梅の花言葉の意味

春の到来を告げる花は様々ありますが、寒空の下で尖った樹木と枝葉に小さくて丸い花を咲かせる梅を見ていると心が和むものです。それは昔の人々も同様で、紀友則が詠んだ「君ならで誰にか見せむ梅の花色をも香をもしる人ぞしる」という和歌のように春や花そのものを称えていました。

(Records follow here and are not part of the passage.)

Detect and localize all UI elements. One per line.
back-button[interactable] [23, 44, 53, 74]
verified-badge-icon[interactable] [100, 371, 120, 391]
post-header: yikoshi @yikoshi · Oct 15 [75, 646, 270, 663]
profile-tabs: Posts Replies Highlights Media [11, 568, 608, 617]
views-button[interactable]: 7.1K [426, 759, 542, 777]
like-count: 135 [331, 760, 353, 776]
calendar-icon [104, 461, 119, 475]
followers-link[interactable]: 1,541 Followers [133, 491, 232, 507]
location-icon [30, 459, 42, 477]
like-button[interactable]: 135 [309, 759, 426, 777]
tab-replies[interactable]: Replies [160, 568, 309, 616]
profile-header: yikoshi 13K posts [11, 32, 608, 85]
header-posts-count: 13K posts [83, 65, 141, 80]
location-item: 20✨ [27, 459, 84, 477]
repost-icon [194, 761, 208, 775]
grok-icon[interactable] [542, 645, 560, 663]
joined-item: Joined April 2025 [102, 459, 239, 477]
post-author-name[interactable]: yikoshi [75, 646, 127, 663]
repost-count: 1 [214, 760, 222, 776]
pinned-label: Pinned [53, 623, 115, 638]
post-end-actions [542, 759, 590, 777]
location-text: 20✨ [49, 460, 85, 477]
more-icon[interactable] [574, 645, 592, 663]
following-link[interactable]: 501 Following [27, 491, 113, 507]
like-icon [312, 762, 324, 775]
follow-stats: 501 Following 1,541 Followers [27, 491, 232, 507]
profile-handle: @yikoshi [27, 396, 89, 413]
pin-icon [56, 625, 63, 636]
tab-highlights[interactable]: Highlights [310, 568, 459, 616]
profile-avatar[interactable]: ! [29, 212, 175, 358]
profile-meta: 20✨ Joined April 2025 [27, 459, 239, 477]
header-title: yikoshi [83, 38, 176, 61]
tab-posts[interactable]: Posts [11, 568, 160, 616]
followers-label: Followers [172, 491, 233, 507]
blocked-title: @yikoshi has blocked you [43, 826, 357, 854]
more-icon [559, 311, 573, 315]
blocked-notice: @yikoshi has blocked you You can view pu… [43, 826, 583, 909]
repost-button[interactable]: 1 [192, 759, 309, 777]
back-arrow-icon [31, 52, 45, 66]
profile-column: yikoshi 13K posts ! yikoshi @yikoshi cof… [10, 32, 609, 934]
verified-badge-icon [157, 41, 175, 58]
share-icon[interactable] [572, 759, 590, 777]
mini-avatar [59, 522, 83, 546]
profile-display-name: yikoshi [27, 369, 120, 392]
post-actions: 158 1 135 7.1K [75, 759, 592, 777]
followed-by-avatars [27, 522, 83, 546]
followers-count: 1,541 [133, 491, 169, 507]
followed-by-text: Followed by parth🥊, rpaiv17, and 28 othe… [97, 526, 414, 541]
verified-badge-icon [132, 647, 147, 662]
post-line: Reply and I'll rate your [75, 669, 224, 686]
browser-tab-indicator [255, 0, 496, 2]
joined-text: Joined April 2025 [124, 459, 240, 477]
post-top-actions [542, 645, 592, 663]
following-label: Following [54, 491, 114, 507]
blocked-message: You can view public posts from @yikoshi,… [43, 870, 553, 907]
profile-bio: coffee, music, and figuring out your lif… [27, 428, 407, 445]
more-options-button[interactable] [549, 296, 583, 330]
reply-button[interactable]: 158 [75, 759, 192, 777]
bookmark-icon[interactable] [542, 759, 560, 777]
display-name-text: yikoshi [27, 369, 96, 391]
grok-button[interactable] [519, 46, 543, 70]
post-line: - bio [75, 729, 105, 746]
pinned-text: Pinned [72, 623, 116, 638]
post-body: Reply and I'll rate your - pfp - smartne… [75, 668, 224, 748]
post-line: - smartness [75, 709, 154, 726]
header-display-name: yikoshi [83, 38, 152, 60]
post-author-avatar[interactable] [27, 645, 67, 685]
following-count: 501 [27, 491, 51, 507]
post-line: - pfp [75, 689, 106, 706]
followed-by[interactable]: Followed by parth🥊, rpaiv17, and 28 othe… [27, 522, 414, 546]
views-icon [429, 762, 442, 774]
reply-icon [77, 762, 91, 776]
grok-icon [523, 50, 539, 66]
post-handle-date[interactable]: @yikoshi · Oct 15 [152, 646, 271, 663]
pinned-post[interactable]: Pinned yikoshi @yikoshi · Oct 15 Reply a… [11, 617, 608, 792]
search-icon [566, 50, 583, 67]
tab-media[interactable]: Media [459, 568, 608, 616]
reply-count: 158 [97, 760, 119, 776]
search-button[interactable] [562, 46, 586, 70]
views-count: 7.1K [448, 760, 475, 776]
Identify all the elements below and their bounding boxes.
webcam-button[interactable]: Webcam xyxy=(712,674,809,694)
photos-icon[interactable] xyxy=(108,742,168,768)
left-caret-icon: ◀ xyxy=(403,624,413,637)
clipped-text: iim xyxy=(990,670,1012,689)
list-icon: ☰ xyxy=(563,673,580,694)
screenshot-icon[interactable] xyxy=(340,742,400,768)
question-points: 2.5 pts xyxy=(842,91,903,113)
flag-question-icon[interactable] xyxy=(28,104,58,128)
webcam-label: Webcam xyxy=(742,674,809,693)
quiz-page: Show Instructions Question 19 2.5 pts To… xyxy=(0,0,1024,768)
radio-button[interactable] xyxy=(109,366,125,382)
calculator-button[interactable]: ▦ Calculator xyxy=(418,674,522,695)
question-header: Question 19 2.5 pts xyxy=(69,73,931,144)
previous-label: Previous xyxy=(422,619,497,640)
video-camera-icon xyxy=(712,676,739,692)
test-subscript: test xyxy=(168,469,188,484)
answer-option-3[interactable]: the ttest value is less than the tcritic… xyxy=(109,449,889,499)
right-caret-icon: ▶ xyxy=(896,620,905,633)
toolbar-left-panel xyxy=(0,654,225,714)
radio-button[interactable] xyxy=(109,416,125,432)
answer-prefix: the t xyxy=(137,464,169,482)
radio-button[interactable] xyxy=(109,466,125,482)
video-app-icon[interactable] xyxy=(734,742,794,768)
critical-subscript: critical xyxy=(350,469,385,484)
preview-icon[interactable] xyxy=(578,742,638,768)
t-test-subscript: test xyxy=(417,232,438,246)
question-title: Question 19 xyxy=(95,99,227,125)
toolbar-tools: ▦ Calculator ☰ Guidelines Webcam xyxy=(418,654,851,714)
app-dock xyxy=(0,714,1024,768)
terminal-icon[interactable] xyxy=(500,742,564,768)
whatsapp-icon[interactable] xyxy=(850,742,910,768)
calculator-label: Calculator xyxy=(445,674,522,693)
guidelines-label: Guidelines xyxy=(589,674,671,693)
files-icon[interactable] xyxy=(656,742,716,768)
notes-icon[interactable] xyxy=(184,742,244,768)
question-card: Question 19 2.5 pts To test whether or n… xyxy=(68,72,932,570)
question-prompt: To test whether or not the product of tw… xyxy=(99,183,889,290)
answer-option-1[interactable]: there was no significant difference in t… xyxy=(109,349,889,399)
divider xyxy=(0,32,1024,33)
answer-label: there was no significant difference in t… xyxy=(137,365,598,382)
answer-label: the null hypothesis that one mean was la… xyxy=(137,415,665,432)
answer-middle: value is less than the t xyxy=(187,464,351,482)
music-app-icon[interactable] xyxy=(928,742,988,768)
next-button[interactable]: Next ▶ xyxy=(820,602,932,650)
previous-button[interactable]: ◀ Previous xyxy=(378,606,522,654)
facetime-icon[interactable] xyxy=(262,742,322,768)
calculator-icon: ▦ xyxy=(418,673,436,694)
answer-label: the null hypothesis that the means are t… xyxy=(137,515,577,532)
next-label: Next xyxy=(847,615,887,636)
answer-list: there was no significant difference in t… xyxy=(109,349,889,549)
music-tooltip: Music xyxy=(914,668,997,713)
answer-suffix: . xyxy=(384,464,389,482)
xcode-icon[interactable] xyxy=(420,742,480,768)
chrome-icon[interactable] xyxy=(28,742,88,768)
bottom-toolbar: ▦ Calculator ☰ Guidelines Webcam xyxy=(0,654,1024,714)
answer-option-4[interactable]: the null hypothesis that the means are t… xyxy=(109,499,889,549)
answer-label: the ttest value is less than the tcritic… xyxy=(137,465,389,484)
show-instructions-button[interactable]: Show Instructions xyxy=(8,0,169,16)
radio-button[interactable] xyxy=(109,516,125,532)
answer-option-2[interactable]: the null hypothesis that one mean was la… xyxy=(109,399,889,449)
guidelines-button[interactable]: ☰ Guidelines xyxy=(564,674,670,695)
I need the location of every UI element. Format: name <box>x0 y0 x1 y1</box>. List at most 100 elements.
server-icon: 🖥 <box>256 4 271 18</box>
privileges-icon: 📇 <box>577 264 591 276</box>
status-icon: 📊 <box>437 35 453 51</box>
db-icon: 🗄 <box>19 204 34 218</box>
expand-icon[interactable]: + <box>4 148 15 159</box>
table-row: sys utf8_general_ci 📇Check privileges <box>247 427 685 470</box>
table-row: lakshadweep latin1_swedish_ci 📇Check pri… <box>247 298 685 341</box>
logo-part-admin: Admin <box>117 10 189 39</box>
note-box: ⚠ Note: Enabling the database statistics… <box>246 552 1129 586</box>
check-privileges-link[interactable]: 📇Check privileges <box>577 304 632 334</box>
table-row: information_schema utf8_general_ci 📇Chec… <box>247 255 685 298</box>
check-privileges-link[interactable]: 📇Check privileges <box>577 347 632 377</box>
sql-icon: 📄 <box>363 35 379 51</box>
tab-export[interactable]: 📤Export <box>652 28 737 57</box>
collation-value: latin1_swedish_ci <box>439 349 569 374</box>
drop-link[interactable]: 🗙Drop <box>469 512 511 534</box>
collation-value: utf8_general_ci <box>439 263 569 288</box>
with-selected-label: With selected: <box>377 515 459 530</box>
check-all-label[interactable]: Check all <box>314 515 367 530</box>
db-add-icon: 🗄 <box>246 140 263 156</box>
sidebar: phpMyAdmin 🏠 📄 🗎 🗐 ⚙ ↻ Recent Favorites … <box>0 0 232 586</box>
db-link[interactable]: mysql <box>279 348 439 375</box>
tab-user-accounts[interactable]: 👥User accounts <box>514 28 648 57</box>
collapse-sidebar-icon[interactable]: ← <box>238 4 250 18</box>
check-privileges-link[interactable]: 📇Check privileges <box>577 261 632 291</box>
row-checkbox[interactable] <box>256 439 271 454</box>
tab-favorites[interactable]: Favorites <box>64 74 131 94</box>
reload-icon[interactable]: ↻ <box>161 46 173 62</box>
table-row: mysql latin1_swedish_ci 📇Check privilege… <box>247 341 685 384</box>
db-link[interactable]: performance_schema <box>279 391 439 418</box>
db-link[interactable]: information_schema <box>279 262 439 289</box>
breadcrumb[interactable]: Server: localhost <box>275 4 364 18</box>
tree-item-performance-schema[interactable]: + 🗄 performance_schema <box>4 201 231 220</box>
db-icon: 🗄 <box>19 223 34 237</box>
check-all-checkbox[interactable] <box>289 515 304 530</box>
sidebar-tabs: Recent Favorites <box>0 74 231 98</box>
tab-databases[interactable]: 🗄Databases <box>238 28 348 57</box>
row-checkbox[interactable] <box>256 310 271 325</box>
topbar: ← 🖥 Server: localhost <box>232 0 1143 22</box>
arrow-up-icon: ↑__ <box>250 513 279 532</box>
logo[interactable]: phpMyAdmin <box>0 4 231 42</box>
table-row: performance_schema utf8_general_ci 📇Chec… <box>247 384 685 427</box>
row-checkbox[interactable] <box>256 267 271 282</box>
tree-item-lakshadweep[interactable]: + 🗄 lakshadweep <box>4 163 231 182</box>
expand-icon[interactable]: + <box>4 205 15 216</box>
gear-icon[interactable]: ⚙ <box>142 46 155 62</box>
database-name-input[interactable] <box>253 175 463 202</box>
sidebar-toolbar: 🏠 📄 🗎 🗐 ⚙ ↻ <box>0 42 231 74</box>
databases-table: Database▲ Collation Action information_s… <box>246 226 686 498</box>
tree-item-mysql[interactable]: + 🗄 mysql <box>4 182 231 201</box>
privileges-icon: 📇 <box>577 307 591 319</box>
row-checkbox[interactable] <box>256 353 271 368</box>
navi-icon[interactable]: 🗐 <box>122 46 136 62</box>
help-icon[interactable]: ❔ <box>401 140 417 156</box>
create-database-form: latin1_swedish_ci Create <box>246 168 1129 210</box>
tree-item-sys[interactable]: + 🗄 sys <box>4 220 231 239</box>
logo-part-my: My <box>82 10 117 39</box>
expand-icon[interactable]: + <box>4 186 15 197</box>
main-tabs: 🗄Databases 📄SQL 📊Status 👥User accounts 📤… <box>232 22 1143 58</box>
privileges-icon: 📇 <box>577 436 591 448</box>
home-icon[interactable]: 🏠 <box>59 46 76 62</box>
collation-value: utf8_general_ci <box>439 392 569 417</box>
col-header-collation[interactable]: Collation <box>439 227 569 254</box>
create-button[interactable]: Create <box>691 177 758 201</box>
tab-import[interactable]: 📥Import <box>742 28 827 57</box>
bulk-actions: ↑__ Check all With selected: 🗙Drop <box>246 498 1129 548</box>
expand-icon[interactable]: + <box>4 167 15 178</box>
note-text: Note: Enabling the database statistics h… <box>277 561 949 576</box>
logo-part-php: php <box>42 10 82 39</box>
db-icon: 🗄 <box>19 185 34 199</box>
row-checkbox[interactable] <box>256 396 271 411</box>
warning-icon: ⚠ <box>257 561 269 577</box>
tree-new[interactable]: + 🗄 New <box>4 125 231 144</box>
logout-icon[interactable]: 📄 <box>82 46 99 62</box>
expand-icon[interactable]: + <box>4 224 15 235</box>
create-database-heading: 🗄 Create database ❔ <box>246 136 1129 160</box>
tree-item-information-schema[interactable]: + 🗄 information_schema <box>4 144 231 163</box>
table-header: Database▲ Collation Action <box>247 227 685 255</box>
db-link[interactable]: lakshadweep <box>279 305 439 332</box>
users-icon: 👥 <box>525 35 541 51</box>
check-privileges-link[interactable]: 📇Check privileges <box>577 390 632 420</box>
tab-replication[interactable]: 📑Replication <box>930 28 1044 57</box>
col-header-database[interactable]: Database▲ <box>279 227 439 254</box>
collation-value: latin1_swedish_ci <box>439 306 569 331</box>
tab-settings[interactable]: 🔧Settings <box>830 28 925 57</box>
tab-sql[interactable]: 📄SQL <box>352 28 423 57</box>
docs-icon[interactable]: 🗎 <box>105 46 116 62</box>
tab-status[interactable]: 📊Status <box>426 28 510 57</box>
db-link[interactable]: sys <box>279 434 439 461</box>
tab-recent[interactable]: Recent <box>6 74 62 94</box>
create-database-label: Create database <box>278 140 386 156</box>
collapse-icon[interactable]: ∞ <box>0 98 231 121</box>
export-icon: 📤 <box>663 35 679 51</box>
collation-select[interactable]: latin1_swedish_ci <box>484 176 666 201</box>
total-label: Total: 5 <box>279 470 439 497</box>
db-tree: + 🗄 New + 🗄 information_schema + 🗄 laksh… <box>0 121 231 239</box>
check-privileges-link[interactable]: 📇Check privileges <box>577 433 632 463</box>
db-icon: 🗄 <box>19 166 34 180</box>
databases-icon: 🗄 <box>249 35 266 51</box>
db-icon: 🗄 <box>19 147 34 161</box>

そんな梅の基本的な花言葉は忠実に気品、高貴に高潔、そして忍耐です。
梅に限らず花言葉というものはその花にまつわる伝承や性質、外見が由来となります。例えば忠実は学問の神であり恐ろしい天神となった平安時代の貴族、菅原道真公にまつわる伝承こと飛梅伝説が由来です。菅原道真公は学者の一族の出身であったものの、幼少の頃から才覚を発揮し、宮廷詩人や右大臣として朝廷に仕えました。弓術など武芸も得意で、宝剣とされる天國を佩刀していたと伝えられます。しかし道真公の成功を妬んだ左大臣の藤原時平の企みのせいで太宰府へ左遷されてしまい、流罪じみた扱いをされたまま失意のうちにその生涯を閉じました。その後道真公の祟りは後世に長く伝わっている通りですが、道真公は京の屋敷から去る前に「東風吹かば匂いおこせよ梅の花主無しとて春を忘るな」という有名な和歌を詠みました。それに応じるように屋敷の梅の枝が大宰府の道真公の屋敷まで飛んでいったという伝説が飛梅伝説となります。

以上が忠実という花言葉に込められた意味ですが、他の花言葉も由来は違うものの同様です。

気品は近づくと香る花のかおりと可憐な花の姿から、高貴は古来から美辞麗句の称賛の例えとして持ち出されているからだとされています。それから高潔と忍耐は冷気に包まれながらも鮮やかに咲く姿から名付けられたという説が一般的です。ちなみに色によって追加される花言葉があり、赤色なら優雅な人、白色なら澄んだ心だと言われています。またピンク色なら清らかさで、それぞれ色の雰囲気から名付けられています。さらに付け加えるなら西洋では花言葉が「約束を守って」や「美しさと長寿」に変質するものです。